Refueling on a ledge in the shade

After a short pitch, I took the lead, eager to test myself and my recovery.  I made my way past star-drives and half-driven pitons, relaxed and savoring the sensation of sand grains wedging in the valleys of my fingerprints and digging micrometers into the soft rubber of my shoes.  I was back… feeling confident, moving fluidly, and living in the moment…. We were back, and we were going to finish.  Eric took the lead for the final pitch standing between us and the summit, a steep but crumbling chimney. 

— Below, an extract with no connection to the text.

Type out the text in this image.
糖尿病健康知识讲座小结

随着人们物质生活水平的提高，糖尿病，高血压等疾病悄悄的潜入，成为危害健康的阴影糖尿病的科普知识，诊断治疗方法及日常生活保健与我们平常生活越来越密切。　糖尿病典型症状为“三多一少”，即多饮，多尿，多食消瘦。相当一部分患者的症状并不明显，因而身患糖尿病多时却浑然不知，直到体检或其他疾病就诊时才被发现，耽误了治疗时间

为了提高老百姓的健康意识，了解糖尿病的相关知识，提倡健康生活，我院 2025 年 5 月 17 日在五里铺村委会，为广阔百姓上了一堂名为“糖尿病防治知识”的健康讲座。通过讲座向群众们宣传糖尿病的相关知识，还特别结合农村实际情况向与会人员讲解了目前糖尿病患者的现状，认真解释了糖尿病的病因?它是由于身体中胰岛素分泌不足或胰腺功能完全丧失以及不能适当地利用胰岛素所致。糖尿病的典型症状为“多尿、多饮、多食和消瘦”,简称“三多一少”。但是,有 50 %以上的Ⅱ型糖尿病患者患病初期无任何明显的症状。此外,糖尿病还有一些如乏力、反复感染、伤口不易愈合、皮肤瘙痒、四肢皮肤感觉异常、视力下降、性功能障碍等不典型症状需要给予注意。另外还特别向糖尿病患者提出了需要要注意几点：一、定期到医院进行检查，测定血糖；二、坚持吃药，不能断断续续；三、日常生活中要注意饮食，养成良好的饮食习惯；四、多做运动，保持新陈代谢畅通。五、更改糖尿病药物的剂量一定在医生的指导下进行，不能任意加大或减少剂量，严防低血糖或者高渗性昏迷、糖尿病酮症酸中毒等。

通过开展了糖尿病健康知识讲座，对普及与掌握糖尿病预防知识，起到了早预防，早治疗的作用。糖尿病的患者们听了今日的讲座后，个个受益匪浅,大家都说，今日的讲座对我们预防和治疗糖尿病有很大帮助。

Eric enjoying the vintage protection on the slab

            Against the odds, despite both of us knowing just a few pitches ago that we wouldn’t make it, we reached the summit.  The wind was whipping at the top, and we quickly rigged for the first in a series of rappels.  The route passed by our eyes in high-speed rewind as we gave in slowly to gravity’s unrelenting will drawing us back to the ground.  Wide grins stretched our sunburnt and windblown faces as we descended, and came into earshot of the rest of the crew at the base.  The party had started mid-afternoon, and they had driven up to watch us finish and drive us back to camp.  The night flew by as we told our story, refueled, celebrated the birthday of a friend, and also celebrated the moments that make climbing so captivating.
            The grit of sandstone on skin worn thin, the lines drawing our eyes upward, the choice to persevere when both body and mind have given up, and the encouragement and camaraderie of a trusted partner, these… these things are worth enduring for.